My math joke: Resistance is not futile. It is voltage divided by amps.
I assume {the set of all subsets of the set of all natural numbers} has the same as {the set of all natural numbers} {the set of all subsets of the set of real numbers} has the same as {the set of all real numbers}
I assume {the set of all subsets of the set of all natural numbers} has the same as {the set of all natural numbers} {the set of all subsets of the set of real numbers} has the same as {the set of all real numbers}
{the set of all subsets of set A} is called the power set of set A. And, interestingly, the power set of set A is ALWAYS strictly greater than set A, for any set A.
It turns out that the power set of the set of all natural numbers has the same size as the set of all real numbers, and the power set of all real numbers is... large.
On that note, we say that the set of all natural numbers is countably infinite (which makes sense, because you can count them..) and the set of all real numbers is uncountably infinite, and is therefor larger. Then, what does that make the power set of real numbers (call it p(r) for short)?
In typical math people fashion, we just make up a new variable (A Hebrew letter pronounced bet, written as the "beth number" ), and say that is the size. So, |p(r)| = b2 > |r|=|p(n=natural numbers)|)=b1 > |n=natural numbers| = b0 (|c| is the size of z... its the same thing as absolute value)
But... then we have p(p(r)) = b3 And p(p(p(r))) =b4 and... And it just keeps getting bigger.
In fact, you can* construct sets that are SO big, they don't have to exist according to the laws of math.
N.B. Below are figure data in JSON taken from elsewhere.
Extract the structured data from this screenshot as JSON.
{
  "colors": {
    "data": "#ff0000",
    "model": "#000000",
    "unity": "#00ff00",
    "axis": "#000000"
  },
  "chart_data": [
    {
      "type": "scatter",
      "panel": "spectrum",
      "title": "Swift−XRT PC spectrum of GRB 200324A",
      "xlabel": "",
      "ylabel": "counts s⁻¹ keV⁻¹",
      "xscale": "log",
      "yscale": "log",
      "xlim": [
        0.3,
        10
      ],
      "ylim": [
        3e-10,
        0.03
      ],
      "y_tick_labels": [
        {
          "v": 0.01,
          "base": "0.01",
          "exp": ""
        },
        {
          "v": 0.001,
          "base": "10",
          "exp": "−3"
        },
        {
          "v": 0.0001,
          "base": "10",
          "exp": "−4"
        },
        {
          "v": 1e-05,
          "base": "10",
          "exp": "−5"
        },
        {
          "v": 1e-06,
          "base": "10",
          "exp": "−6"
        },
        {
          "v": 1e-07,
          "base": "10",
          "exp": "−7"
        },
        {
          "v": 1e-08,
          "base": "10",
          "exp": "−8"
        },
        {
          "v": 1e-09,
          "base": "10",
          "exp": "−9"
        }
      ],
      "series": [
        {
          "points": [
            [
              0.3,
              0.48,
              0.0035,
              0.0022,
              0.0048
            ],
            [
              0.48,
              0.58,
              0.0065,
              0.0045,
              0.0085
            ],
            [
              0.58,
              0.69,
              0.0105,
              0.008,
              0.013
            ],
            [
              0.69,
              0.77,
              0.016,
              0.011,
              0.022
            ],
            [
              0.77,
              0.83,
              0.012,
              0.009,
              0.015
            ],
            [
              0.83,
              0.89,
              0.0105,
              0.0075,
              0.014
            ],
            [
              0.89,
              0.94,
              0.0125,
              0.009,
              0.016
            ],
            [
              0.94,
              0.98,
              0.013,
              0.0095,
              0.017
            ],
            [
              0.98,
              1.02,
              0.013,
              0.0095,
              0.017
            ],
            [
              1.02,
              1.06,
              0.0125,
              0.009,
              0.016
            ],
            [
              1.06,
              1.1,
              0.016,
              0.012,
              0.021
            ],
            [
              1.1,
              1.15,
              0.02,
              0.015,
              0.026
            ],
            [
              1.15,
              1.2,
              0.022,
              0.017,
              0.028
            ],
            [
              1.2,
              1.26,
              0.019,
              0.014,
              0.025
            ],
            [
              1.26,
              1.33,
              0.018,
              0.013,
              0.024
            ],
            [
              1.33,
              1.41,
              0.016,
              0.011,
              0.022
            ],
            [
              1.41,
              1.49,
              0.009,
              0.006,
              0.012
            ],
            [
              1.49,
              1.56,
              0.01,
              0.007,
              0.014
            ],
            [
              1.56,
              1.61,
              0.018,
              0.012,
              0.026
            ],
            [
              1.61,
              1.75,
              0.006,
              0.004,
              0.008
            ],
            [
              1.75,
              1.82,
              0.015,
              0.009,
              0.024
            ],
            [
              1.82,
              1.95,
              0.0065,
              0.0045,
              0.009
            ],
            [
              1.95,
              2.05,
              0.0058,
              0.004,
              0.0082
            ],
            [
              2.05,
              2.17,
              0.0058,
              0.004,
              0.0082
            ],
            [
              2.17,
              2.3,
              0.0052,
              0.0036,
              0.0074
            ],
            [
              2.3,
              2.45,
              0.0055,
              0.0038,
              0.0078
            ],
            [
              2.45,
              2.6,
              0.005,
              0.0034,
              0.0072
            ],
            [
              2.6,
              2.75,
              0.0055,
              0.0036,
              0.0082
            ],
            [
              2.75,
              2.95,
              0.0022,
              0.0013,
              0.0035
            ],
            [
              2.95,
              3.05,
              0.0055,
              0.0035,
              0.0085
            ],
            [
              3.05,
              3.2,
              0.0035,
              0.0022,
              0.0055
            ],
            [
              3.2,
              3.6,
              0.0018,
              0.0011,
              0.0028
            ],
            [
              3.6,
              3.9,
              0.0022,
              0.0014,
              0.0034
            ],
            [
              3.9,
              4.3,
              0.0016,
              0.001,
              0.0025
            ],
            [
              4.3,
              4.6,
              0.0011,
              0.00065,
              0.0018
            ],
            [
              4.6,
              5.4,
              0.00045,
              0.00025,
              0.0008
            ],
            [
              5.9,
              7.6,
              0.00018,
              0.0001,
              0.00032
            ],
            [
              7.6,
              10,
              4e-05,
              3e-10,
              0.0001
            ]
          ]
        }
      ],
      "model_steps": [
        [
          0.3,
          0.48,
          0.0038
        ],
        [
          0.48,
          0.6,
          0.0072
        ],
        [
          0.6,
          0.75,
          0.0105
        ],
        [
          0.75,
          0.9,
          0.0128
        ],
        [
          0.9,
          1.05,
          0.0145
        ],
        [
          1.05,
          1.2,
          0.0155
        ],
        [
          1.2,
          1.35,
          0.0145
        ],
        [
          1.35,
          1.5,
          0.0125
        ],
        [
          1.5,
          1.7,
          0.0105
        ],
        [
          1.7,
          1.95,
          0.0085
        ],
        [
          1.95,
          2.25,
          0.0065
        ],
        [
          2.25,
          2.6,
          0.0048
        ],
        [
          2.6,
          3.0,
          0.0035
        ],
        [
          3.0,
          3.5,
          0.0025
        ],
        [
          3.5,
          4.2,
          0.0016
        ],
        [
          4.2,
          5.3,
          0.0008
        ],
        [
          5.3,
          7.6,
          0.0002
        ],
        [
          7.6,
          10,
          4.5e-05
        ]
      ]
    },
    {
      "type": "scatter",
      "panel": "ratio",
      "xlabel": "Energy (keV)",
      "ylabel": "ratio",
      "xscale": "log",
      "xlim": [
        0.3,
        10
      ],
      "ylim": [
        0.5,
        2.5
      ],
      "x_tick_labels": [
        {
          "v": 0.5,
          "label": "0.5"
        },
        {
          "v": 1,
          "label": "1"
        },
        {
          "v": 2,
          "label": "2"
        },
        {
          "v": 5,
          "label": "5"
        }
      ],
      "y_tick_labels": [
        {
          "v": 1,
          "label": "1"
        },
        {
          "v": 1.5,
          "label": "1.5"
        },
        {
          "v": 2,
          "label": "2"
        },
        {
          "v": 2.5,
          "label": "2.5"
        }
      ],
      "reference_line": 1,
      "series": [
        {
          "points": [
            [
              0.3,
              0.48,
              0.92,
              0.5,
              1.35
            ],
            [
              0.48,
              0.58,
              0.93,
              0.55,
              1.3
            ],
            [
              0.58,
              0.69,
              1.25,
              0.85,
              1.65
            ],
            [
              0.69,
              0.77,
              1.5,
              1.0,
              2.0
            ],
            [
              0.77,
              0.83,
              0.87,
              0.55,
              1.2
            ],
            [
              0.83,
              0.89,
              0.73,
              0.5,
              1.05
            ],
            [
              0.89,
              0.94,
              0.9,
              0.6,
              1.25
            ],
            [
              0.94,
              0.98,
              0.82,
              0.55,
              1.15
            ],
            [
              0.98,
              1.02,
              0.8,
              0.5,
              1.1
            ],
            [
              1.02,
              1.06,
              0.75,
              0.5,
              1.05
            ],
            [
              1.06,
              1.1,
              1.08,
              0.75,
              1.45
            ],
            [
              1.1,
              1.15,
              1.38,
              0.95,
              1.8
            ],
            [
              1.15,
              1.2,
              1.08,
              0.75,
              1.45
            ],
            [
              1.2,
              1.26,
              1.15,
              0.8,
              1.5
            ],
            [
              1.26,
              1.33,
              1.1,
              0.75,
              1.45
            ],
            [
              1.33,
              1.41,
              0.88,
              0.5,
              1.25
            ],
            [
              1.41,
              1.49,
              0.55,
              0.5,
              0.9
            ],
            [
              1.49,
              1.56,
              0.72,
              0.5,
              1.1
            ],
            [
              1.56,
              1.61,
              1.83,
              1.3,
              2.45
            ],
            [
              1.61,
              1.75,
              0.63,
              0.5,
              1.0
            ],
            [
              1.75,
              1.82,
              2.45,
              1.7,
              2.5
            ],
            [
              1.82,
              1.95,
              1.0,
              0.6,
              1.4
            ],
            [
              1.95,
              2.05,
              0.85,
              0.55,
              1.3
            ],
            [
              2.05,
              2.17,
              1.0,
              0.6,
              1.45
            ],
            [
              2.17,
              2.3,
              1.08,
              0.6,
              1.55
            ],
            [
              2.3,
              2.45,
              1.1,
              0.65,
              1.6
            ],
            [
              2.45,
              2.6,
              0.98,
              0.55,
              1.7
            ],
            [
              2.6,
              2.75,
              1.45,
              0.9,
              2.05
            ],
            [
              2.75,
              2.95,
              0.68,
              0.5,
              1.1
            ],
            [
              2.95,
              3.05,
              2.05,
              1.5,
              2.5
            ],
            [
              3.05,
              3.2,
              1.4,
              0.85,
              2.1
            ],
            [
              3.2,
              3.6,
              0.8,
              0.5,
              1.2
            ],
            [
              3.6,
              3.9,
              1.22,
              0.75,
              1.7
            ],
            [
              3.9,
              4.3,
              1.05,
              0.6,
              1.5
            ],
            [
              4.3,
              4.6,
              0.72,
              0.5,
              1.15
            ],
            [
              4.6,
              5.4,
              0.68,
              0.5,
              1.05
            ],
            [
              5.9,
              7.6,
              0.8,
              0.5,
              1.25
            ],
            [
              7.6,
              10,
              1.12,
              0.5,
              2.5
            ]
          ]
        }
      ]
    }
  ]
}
So, math people just make a new law, saying that it does exist (really, that's how math works. You can't delete anything from the constitution, but you can add non-contradicting things to it.)
You'll probably never find a reason to use it if you're not going to go into science, math, engineering, econ, and other mathy fields, except when you need to make a dugout canoe.
Luckily in real life I can just use my calculator.
Well... you still need to have a deep understanding of how it works. After you get beyond the very basics, calculating is usually left to computers and whatnot, but technology can't help you come up with the desired equation in the first place.
Seeing how I like every part of math
That's because you don't know every part of math. As you learn more, I'd be willing to bet you add more and more things to the "hard" category.
On that note, what is everyone's least favorite part of math?
For me, it'd probably be simple calculations. I make a lot of lazy mistakes. I'm better at proofs, because you can't really make lazy mistakes there.
Eh, I'm more of a social science guy. I enjoy math, but I don't enjoy taking it in school; it seems a little pointless. Not that I don't see its applications, I just don't see them in my life. My Calculus teacher is brilliant though, that makes math a bit more entertaining.
Are you not counting electives? Usually electives are my favorite.
I only like first grade math because u don't need to do anything... Just kidding.... I think I liked algebra the most of all types of math i had too do for school...